Static image / test tool — xorg_viewer_poll(v) processes events then re-renders from existing textures:

while (xorg_viewer_poll(v)) { /* wait for close */ }

Live stream — the push functions (push_yuv420, push_mjpeg, etc.) already upload and render. Use xorg_viewer_handle_events(v) to process window events without an extra render:

while (1) {
    /* block on V4L2/network fd until frame or timeout */
    if (frame_available) {
        xorg_viewer_push_mjpeg(v, data, size);  /* upload + render */
    }
    if (!xorg_viewer_handle_events(v)) { break; }
}

A framebuffer_size_callback registered on the window calls render() synchronously during resize, so the image tracks the window edge without a one-frame lag.

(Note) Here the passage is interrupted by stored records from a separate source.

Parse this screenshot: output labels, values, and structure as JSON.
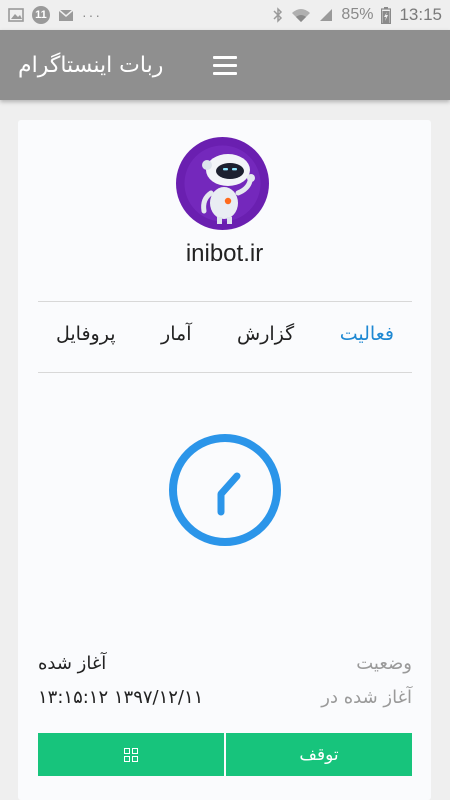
{
  "status_bar": {
    "notification_count": "11",
    "dots": "···",
    "battery": "85%",
    "time": "13:15",
    "icons": [
      "image-icon",
      "notification-badge",
      "mail-icon",
      "bluetooth-icon",
      "wifi-icon",
      "signal-icon",
      "battery-charging-icon"
    ]
  },
  "app_bar": {
    "title": "ربات اینستاگرام",
    "menu_icon": "hamburger-menu-icon"
  },
  "profile": {
    "username": "inibot.ir",
    "avatar_icon": "robot-avatar"
  },
  "tabs": [
    {
      "label": "فعالیت",
      "active": true
    },
    {
      "label": "گزارش",
      "active": false
    },
    {
      "label": "آمار",
      "active": false
    },
    {
      "label": "پروفایل",
      "active": false
    }
  ],
  "status_clock_icon": "clock-icon",
  "info": {
    "status_label": "وضعیت",
    "status_value": "آغاز شده",
    "started_label": "آغاز شده در",
    "started_value": "۱۳:۱۵:۱۲ ۱۳۹۷/۱۲/۱۱"
  },
  "actions": {
    "stop_label": "توقف",
    "grid_icon": "grid-icon"
  },
  "colors": {
    "app_bar": "#8f8f8f",
    "accent_tab": "#1e88d2",
    "button": "#17c47c",
    "clock": "#2b95e9",
    "avatar_bg": "#6a1fb0"
  }
}
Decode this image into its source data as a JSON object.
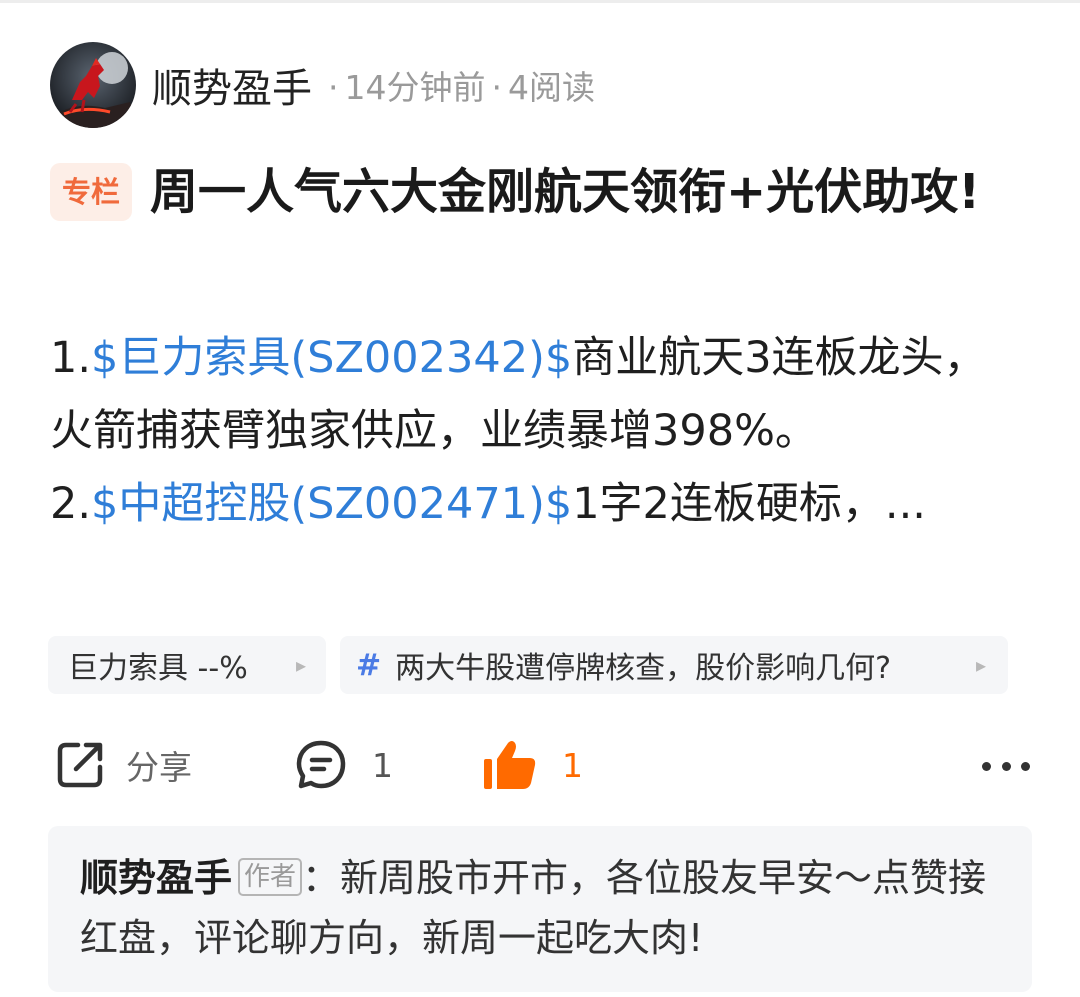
{
  "header": {
    "author_name": "顺势盈手",
    "time_ago": "14分钟前",
    "read_count": "4阅读",
    "separator": "·"
  },
  "post": {
    "column_tag": "专栏",
    "title": "周一人气六大金刚航天领衔+光伏助攻!",
    "items": [
      {
        "number": "1.",
        "stock": "$巨力索具(SZ002342)$",
        "text": "商业航天3连板龙头，火箭捕获臂独家供应，业绩暴增398%。"
      },
      {
        "number": "2.",
        "stock": "$中超控股(SZ002471)$",
        "text": "1字2连板硬标，..."
      }
    ]
  },
  "chips": {
    "stock": {
      "name": "巨力索具",
      "change": "--%",
      "arrow": "▸"
    },
    "topic": {
      "hash": "#",
      "text": "两大牛股遭停牌核查，股价影响几何?",
      "arrow": "▸"
    }
  },
  "actions": {
    "share_label": "分享",
    "comment_count": "1",
    "like_count": "1",
    "colors": {
      "like": "#ff6a00",
      "link": "#2f7ed8",
      "tag": "#f06a3c"
    }
  },
  "comment_preview": {
    "author": "顺势盈手",
    "author_tag": "作者",
    "separator": "：",
    "text": "新周股市开市，各位股友早安～点赞接红盘，评论聊方向，新周一起吃大肉!"
  },
  "icons": {
    "share": "share-icon",
    "comment": "comment-bubble-icon",
    "like": "thumbs-up-icon",
    "more": "more-dots-icon"
  }
}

Threading note: the GL context must be used from the thread that created it. In the video node, incoming frames arrive on a network receive thread. A frame queue between the receive thread and the render thread (which owns the GL context) is the correct model — the render thread drains the queue each poll iteration rather than having the network thread call push functions directly.

Multiple windows

GLFW supports multiple windows from the same thread. glfwCreateWindow can be called repeatedly; each call returns an independent window handle with its own GL context. The video node uses this to display several streams simultaneously (one window per active Display_Slot).

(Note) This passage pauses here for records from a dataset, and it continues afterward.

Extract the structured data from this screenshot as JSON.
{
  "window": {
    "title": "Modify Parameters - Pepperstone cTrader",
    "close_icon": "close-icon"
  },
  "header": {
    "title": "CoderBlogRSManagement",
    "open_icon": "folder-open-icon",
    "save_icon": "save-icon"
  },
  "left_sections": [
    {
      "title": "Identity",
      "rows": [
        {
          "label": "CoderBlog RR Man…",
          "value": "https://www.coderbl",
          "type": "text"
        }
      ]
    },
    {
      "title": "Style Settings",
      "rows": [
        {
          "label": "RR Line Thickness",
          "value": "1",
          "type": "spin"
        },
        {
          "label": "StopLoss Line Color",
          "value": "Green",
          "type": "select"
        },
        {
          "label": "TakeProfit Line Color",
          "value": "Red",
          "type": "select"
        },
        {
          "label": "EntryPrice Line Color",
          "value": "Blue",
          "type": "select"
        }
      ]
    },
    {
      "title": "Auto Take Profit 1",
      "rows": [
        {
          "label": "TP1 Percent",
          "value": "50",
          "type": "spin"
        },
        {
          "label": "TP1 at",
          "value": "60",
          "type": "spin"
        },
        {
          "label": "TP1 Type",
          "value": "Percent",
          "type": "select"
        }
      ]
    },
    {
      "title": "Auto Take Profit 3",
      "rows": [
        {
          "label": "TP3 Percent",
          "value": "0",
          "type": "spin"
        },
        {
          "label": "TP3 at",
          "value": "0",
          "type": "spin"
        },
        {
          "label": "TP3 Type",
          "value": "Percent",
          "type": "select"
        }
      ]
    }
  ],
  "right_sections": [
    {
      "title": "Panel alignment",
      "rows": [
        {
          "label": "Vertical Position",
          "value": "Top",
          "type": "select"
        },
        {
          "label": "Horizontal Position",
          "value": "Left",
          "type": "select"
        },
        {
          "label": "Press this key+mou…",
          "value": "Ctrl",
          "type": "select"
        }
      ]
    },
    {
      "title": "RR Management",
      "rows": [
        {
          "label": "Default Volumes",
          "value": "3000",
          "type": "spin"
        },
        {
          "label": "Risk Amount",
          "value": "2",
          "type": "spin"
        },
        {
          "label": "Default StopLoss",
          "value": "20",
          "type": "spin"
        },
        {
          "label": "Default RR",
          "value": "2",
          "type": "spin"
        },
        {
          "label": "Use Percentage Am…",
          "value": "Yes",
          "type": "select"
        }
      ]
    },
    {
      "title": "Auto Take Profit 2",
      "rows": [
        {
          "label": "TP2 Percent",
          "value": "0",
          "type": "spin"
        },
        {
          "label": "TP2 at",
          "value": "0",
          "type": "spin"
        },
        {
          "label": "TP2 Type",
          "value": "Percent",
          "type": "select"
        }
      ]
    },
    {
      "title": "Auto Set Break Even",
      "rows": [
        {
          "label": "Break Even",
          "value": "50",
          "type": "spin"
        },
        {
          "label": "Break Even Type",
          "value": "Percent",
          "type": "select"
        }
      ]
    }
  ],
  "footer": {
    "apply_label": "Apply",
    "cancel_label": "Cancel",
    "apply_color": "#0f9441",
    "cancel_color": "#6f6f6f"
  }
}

glfwPollEvents is global. It drains the event queue for all windows at once, not just the one associated with the viewer it is called through. When iterating over multiple display slots and calling xorg_viewer_handle_events on each, only the first call does real work; subsequent calls are no-ops because the queue is already empty. This is harmless but worth knowing: if the loop is ever restructured so that event polling is conditional or short-circuited, all windows need at least one glfwPollEvents call per iteration or they will stop responding to input.

Each window has its own GL context. glfwMakeContextCurrent must be called before any GL operations to ensure calls go to the right context. The push functions (push_yuv420, push_bgra, push_mjpeg) and poll do this automatically. Code that calls GL functions directly must make the correct context current first.

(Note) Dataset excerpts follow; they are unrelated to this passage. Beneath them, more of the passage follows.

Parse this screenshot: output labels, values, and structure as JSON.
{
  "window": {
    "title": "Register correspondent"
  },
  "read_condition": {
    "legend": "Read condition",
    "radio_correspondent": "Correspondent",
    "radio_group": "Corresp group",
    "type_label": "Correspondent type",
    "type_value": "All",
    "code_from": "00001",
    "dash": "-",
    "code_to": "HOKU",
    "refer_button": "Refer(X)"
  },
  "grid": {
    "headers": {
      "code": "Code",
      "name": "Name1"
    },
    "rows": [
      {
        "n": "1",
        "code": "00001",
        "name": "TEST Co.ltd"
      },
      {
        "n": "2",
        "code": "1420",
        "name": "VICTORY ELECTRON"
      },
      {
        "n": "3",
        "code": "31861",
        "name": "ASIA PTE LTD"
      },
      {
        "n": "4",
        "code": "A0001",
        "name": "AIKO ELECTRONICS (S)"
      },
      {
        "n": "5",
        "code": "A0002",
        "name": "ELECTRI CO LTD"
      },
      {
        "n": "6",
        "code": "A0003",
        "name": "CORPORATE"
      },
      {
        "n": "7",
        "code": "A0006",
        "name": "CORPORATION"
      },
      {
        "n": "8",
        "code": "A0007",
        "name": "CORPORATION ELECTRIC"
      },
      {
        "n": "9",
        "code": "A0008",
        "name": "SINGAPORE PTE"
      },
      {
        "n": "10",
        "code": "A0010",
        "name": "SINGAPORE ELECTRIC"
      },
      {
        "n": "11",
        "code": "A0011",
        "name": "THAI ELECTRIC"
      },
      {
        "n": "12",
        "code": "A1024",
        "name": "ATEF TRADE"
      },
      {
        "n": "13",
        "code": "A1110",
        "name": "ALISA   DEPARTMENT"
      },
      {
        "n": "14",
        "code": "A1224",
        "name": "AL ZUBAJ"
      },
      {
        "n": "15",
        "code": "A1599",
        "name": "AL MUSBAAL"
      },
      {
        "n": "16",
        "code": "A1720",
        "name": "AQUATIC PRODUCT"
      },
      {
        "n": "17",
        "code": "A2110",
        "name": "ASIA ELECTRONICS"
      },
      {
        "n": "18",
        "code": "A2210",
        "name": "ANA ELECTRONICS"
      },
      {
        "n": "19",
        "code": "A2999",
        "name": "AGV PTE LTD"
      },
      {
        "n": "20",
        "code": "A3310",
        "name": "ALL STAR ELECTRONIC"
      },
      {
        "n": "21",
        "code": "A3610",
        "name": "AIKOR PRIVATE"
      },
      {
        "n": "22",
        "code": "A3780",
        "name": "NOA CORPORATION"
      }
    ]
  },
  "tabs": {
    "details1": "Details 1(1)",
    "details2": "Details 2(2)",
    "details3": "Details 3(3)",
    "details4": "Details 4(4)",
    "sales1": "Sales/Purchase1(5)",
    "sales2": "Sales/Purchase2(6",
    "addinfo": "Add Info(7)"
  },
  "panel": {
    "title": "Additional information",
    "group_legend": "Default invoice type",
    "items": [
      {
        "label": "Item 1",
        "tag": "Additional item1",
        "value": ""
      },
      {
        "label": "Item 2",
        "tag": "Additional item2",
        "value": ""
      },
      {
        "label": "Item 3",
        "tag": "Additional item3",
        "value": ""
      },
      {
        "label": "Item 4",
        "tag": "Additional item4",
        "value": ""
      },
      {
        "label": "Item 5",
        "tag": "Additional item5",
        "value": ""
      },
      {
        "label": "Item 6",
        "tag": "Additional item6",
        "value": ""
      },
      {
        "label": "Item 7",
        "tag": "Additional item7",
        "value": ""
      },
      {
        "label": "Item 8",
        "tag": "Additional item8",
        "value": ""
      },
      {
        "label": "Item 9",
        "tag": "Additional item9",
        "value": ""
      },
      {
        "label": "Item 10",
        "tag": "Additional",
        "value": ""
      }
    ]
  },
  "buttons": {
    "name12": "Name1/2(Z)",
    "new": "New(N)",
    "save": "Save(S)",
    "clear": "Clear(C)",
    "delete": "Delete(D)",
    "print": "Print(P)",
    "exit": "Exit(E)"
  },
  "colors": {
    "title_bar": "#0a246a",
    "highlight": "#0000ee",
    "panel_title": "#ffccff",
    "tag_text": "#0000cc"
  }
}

glfwInit/glfwTerminate are ref-counted in the xorg module. The first xorg_viewer_open call initialises GLFW; glfwTerminate is deferred until the last viewer is closed. Do not call glfwTerminate directly — use xorg_viewer_close and let the ref count manage it.

Renderer: Vulkan (future alternative)

A Vulkan renderer is planned as an alternative to the OpenGL one. GLFW's surface creation API is renderer-agnostic, so the window management and input handling code is shared. Only the renderer backend changes.

Vulkan offers more explicit control over presentation timing, multi-queue workloads, and compute shaders (e.g. on-GPU MJPEG decode via a compute pass if a suitable library is available). It is not needed for the initial viewer but worth having for high-frame-rate or multi-stream display scenarios.

The renderer selection should be a compile-time or runtime option — both implementations conform to the same internal interface (render_frame(pixel_buffer, width, height, format)).